5. Component Deep Dive

api_server.py | The Gateway

  • Emulates standard OpenAI REST API.
  • Implements FastAPI's modern @asynccontextmanager lifespan hook. The model is loaded onto the GPU during startup, and gracefully unloaded during shutdown (Ctrl+C).
  • Handles streaming by acting as an asynchronous bridge to the synchronous PyTorch loops. Uses asyncio.Queue and loop.call_soon_threadsafe().
  • Catches GPU timeouts and injects JSON-formatted error chunks securely into the SSE stream.

scheduler.py | The Task Orchestrator

  • Continuous Batching: No longer uses a semaphore for simple concurrency. Instead, it maintains a background _loop_thread that constantly attempts to admit new requests into an active batch based on KV cache availability.
  • Async Interface: Provides submit() and submit_streaming() as async interfaces, while the actual heavy lifting happens in the background thread via the InferenceLoop.

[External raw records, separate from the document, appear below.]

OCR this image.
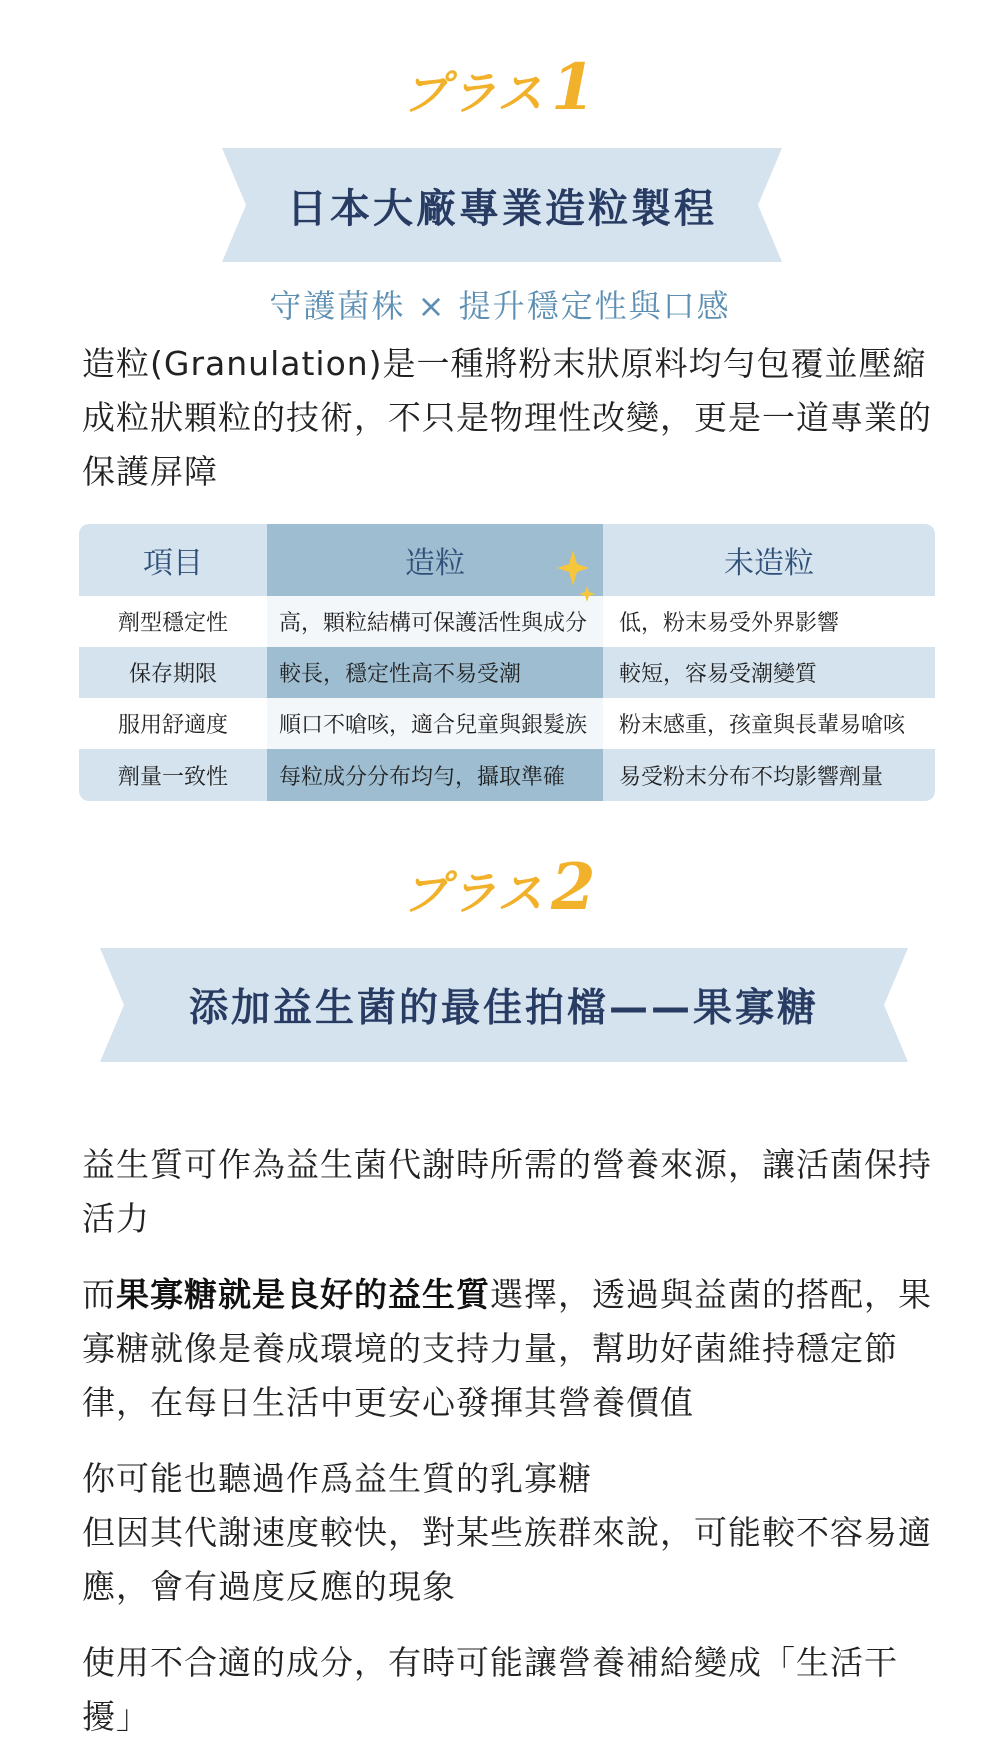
プラス1
日本大廠專業造粒製程
守護菌株 × 提升穩定性與口感
造粒(Granulation)是一種將粉末狀原料均勻包覆並壓縮成粒狀顆粒的技術，不只是物理性改變，更是一道專業的保護屏障
項目	造粒	未造粒
劑型穩定性	高，顆粒結構可保護活性與成分	低，粉末易受外界影響
保存期限	較長，穩定性高不易受潮	較短，容易受潮變質
服用舒適度	順口不嗆咳，適合兒童與銀髮族	粉末感重，孩童與長輩易嗆咳
劑量一致性	每粒成分分布均勻，攝取準確	易受粉末分布不均影響劑量
プラス2
添加益生菌的最佳拍檔——果寡糖
益生質可作為益生菌代謝時所需的營養來源，讓活菌保持活力
而果寡糖就是良好的益生質選擇，透過與益菌的搭配，果寡糖就像是養成環境的支持力量，幫助好菌維持穩定節律，在每日生活中更安心發揮其營養價值
你可能也聽過作爲益生質的乳寡糖
但因其代謝速度較快，對某些族群來說，可能較不容易適應，會有過度反應的現象
使用不合適的成分，有時可能讓營養補給變成「生活干擾」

engine.py | The Batched Inference Engine

  • generate_step(): The primary entry point for inference. It takes a list of requests and performs one iteration of prefill or decode for all of them.
  • Decomposed internals: The main generation pipeline is broken into focused helpers: _validate_prompt(), _allocate_kv_cache(), _run_decode_loop(), and _finalize_generation(), making the code easy to follow step by step.
  • _prefill_single_request() / _decode_single_request(): Extracted from generate_step() for clarity.

backend.py | Multi-Backend Model Loading

  • BackendFactory: Factory class that abstracts model loading across three inference backends:
    • PyTorch (default): Standard HuggingFace AutoModelForCausalLM with quantization and multi-GPU support.
    • ONNX Runtime: Uses Optimum's ORTModelForCausalLM for Windows-native acceleration without Triton/MSVC. Includes smart handling of pre-exported ONNX repositories (e.g., LiquidAI models with subfolder and file_name routing).
    • DirectML: Uses torch-directml for cross-vendor GPU acceleration via DX12.
  • Tokenizer Fallback: Built-in workaround for the Optimum TokenizersBackend bug on ONNX-exported models — automatically falls back to the base model's tokenizer.

speculative.py | Accelerated Generation

  • Draft Model Logic: Implements speculative decoding where a smaller model proposes tokens that the larger target model verifies in a single forward pass.
  • Three-phase pipeline: _draft_proposals() generates candidates, _verify_proposals() runs target verification in one pass, and _accept_or_reject() handles the acceptance loop.

kv_cache.py | Logical Memory Tracker

  • Iteration-Level Allocation: Tracks block usage across the entire batch.
  • Sequence Management: Provides allocate_sequence, extend_sequence, and free_sequence methods invoked by the scheduler and engine during the generation lifecycle.

cli.py & config.py | Unified Configurations

  • Centralizes Dataclasses (ModelConfig, SchedulerConfig, KVCacheConfig, SamplingParams).
  • CLI params naturally cascade into Config objects. The --auto-config flag triggers the dynamic hardware discovery sequence, overwriting baseline constraints with optimized formulas.

registry.py | Model Introspection

  • Examines the HuggingFace repo name (e.g. meta-llama/Llama-3.1-8B-Instruct).
  • Determines the architectural family (Llama, Gemma, Mistral, Qwen).
  • Injects ideal hyper-parameters (e.g. max_context_window=32768, rope_scaling=True) before the tensors are ever initialized in VRAM.